Tulisan berjudul “Indonesia’s Economy Further Deteriorates” yang dimuat jurnal Indonesia Tribune (Volume 3-6 edisi 1969) bahkan menyatakan dengan lebih tegas: “Untuk mengintensifkan pemerasan keringat rakyat Indonesia dan memperkaya penguasa, rezim (Soeharto) telah mengikuti fasis Jepang dengan menghidupkan kembali sistem romusha” (hlm. 3).
Lebih lanjut dituliskan, “Dengan dalih memanfaatkan tenaga kerja yang menganggur, mereka (pemerintah Orde Baru) mengintensifkan sistem kerja paksa dalam proyek padat karya di mana orang yang menganggur dipaksa bekerja dalam proyek konstruksi untuk melayani kepentingan monopoli asing tanpa upah yang layak.”
Hal ini diamini Mochtar Pakpahan dalam Perjuangan Kebebasan Berserikat Buruh di Masa Orde Baru (2006). Ia menyebut bahwa upah pekerja Padat Karya tidak manusiawi, yakni 1,4 dolar AS per hari. Menurut Pakpahan, ini tergolong upah paling rendah di dunia waktu itu (hlm. 51). Mirisnya lagi, banyak perusahaan yang tidak membayar upah sesuai yang ditetapkan pemerintah.
Itulah yang memicu terjadinya banyak unjuk rasa buruh. Peningkatan aktivitas buruh pada dekade 1990-an terkait dengan perubahan sosial dan ekonomi yang luas dalam tiga dekade industrialisasi terus-menerus di bawah rezim Orde Baru (Vedi R. Hadiz, Dinamika Kekuasaan: Ekonomi Politik Indonesia Pasca-Soeharto, 2005: 66).
Selain itu, menurut Ariel Heryanto dalam Menggugat Otoriterisme di Asia Tenggara (2004), di sektor manufaktur inilah, selama era 1990-an, tampak semakin jelas gelagat timbulnya keresahan. Wujud keresahan tersebut antara lain maraknya sengketa perburuhan dan munculnya berbagai organisasi buruh independen (hlm. 180).
Setelah rezim Soeharto jatuh pada 1998, banyak kebijakan yang diterapkan selama Orde Baru dihapus, termasuk program Padat Karya. Dan mulai awal 2018, pemerintahan Jokowi serius menghidupkan kembali program yang meninggalkan kesan muram bagi kaum pekerja itu.
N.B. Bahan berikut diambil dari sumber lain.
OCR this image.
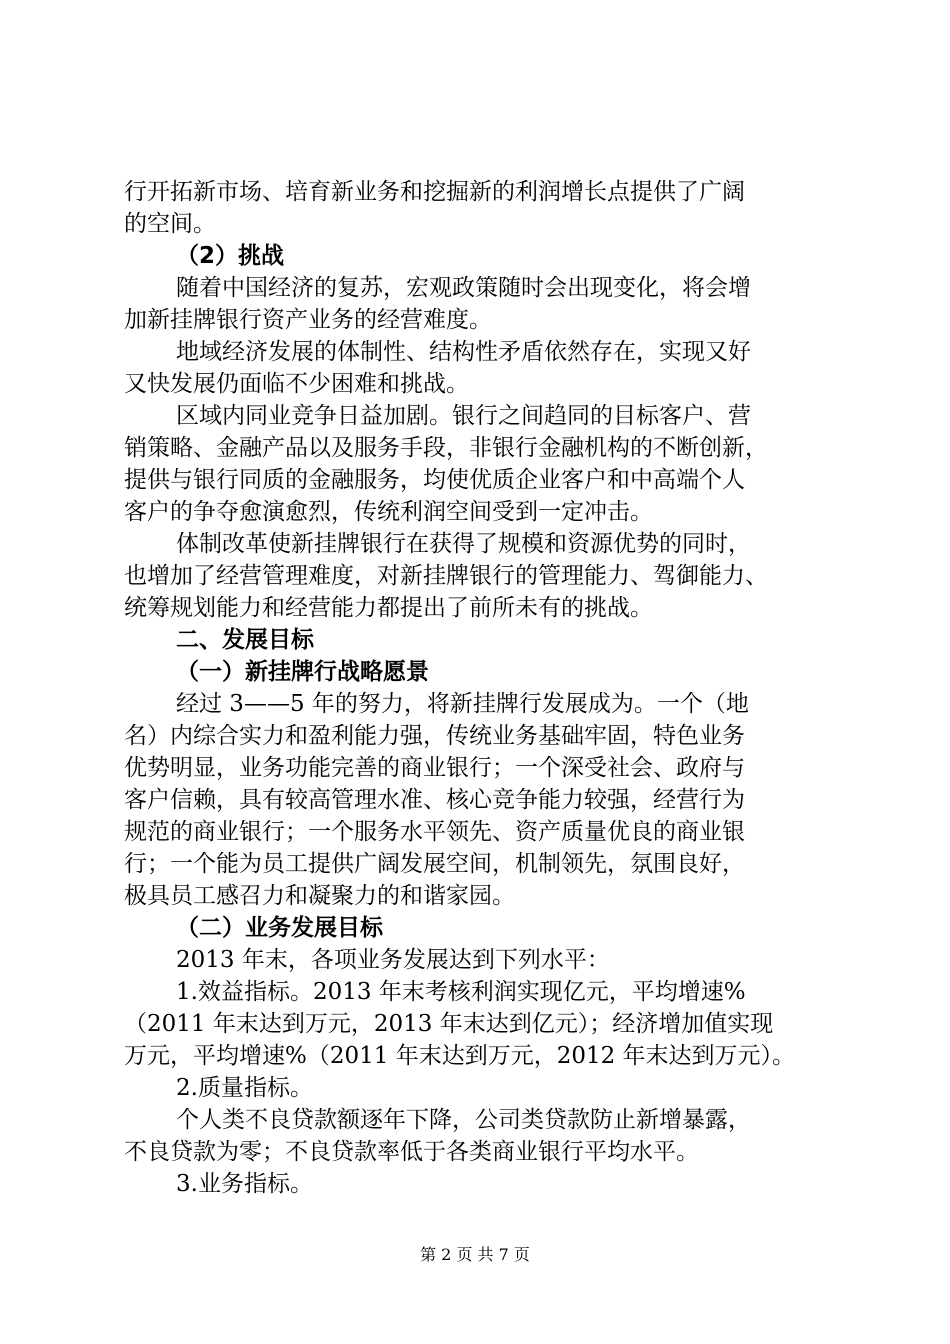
行开拓新市场、培育新业务和挖掘新的利润增长点提供了广阔
的空间。
（2）挑战
随着中国经济的复苏，宏观政策随时会出现变化，将会增
加新挂牌银行资产业务的经营难度。
地域经济发展的体制性、结构性矛盾依然存在，实现又好
又快发展仍面临不少困难和挑战。
区域内同业竞争日益加剧。银行之间趋同的目标客户、营
销策略、金融产品以及服务手段，非银行金融机构的不断创新，
提供与银行同质的金融服务，均使优质企业客户和中高端个人
客户的争夺愈演愈烈，传统利润空间受到一定冲击。
体制改革使新挂牌银行在获得了规模和资源优势的同时，
也增加了经营管理难度，对新挂牌银行的管理能力、驾御能力、
统筹规划能力和经营能力都提出了前所未有的挑战。
二、发展目标
（一）新挂牌行战略愿景
经过 3——5 年的努力，将新挂牌行发展成为。一个（地
名）内综合实力和盈利能力强，传统业务基础牢固，特色业务
优势明显，业务功能完善的商业银行；一个深受社会、政府与
客户信赖，具有较高管理水准、核心竞争能力较强，经营行为
规范的商业银行；一个服务水平领先、资产质量优良的商业银
行；一个能为员工提供广阔发展空间，机制领先，氛围良好，
极具员工感召力和凝聚力的和谐家园。
（二）业务发展目标
2013 年末，各项业务发展达到下列水平：
1.效益指标。2013 年末考核利润实现亿元，平均增速%
（2011 年末达到万元，2013 年末达到亿元）；经济增加值实现
万元，平均增速%（2011 年末达到万元，2012 年末达到万元）。
2.质量指标。
个人类不良贷款额逐年下降，公司类贷款防止新增暴露，
不良贷款为零；不良贷款率低于各类商业银行平均水平。
3.业务指标。
第 2 页 共 7 页
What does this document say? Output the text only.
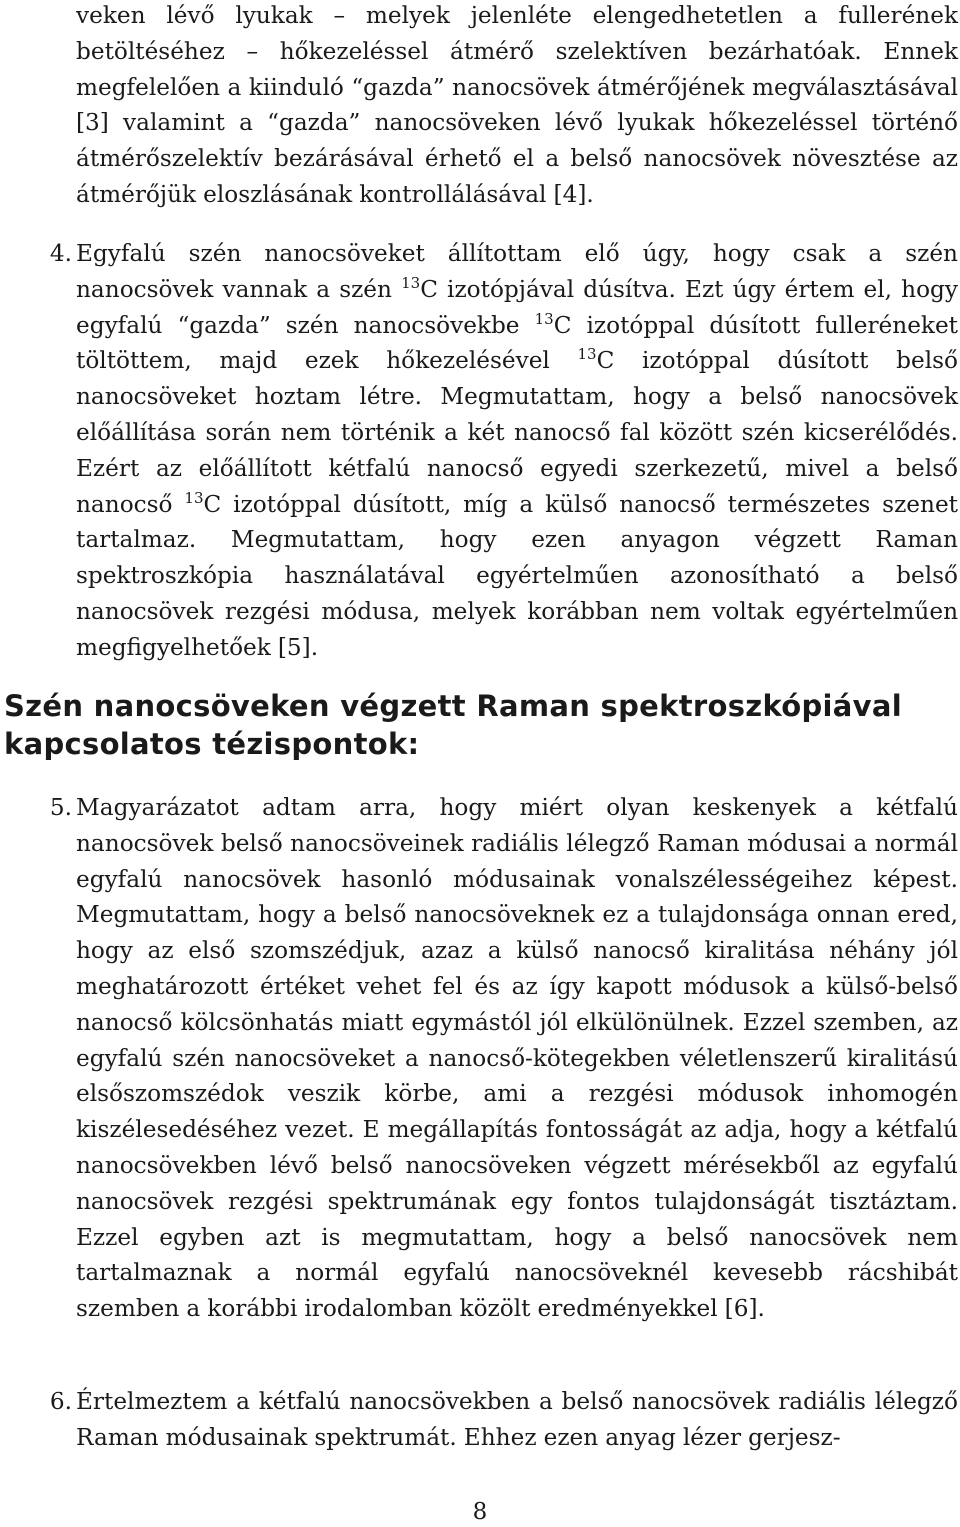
veken lévő lyukak – melyek jelenléte elengedhetetlen a fullerének betöltéséhez – hőkezeléssel átmérő szelektíven bezárhatóak. Ennek megfelelően a kiinduló “gazda” nanocsövek átmérőjének megválasztásával [3] valamint a “gazda” nanocsöveken lévő lyukak hőkezeléssel történő átmérőszelektív bezárásával érhető el a belső nanocsövek növesztése az átmérőjük eloszlásának kontrollálásával [4].

4. Egyfalú szén nanocsöveket állítottam elő úgy, hogy csak a szén nanocsövek vannak a szén $^{13}$C izotópjával dúsítva. Ezt úgy értem el, hogy egyfalú “gazda” szén nanocsövekbe $^{13}$C izotóppal dúsított fulleréneket töltöttem, majd ezek hőkezelésével $^{13}$C izotóppal dúsított belső nanocsöveket hoztam létre. Megmutattam, hogy a belső nanocsövek előállítása során nem történik a két nanocső fal között szén kicserélődés. Ezért az előállított kétfalú nanocső egyedi szerkezetű, mivel a belső nanocső $^{13}$C izotóppal dúsított, míg a külső nanocső természetes szenet tartalmaz. Megmutattam, hogy ezen anyagon végzett Raman spektroszkópia használatával egyértelműen azonosítható a belső nanocsövek rezgési módusa, melyek korábban nem voltak egyértelműen megfigyelhetőek [5].
Szén nanocsöveken végzett Raman spektroszkópiával kapcsolatos tézispontok:
5. Magyarázatot adtam arra, hogy miért olyan keskenyek a kétfalú nanocsövek belső nanocsöveinek radiális lélegző Raman módusai a normál egyfalú nanocsövek hasonló módusainak vonalszélességeihez képest. Megmutattam, hogy a belső nanocsöveknek ez a tulajdonsága onnan ered, hogy az első szomszédjuk, azaz a külső nanocső kiralitása néhány jól meghatározott értéket vehet fel és az így kapott módusok a külső-belső nanocső kölcsönhatás miatt egymástól jól elkülönülnek. Ezzel szemben, az egyfalú szén nanocsöveket a nanocső-kötegekben véletlenszerű kiralitású elsőszomszédok veszik körbe, ami a rezgési módusok inhomogén kiszélesedéséhez vezet. E megállapítás fontosságát az adja, hogy a kétfalú nanocsövekben lévő belső nanocsöveken végzett mérésekből az egyfalú nanocsövek rezgési spektrumának egy fontos tulajdonságát tisztáztam. Ezzel egyben azt is megmutattam, hogy a belső nanocsövek nem tartalmaznak a normál egyfalú nanocsöveknél kevesebb rácshibát szemben a korábbi irodalomban közölt eredményekkel [6].
6. Értelmeztem a kétfalú nanocsövekben a belső nanocsövek radiális lélegző Raman módusainak spektrumát. Ehhez ezen anyag lézer gerjesz-
8
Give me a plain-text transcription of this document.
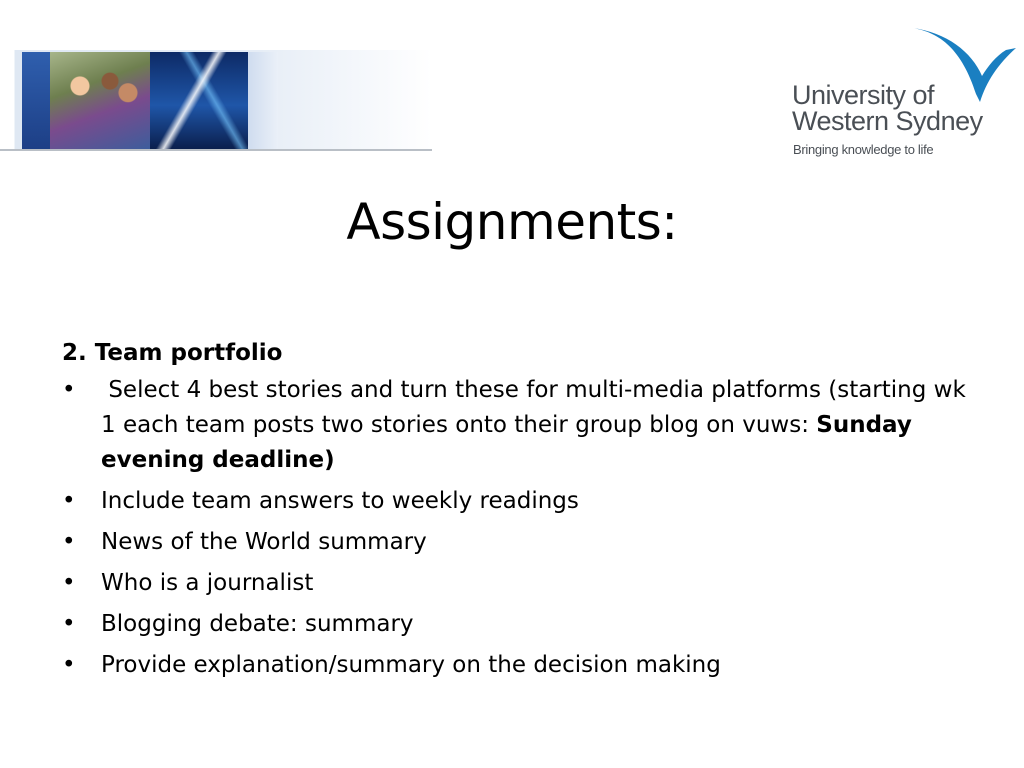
University of
Western Sydney
Bringing knowledge to life
Assignments:
2. Team portfolio
• Select 4 best stories and turn these for multi-media platforms (starting wk 1 each team posts two stories onto their group blog on vuws: Sunday evening deadline)
• Include team answers to weekly readings
• News of the World summary
• Who is a journalist
• Blogging debate: summary
• Provide explanation/summary on the decision making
Menarik untuk dinanti, apakah Padat Karya ala Jokowi benar-benar mampu menghadirkan kesejahteraan untuk rakyat Indonesia. Atau justru sebaliknya, sama saja dengan Padat Karya era Soeharto: program menyedihkan, tanpa hasil maksimal, dan sempat dituding sebagai praktik romusha gaya baru.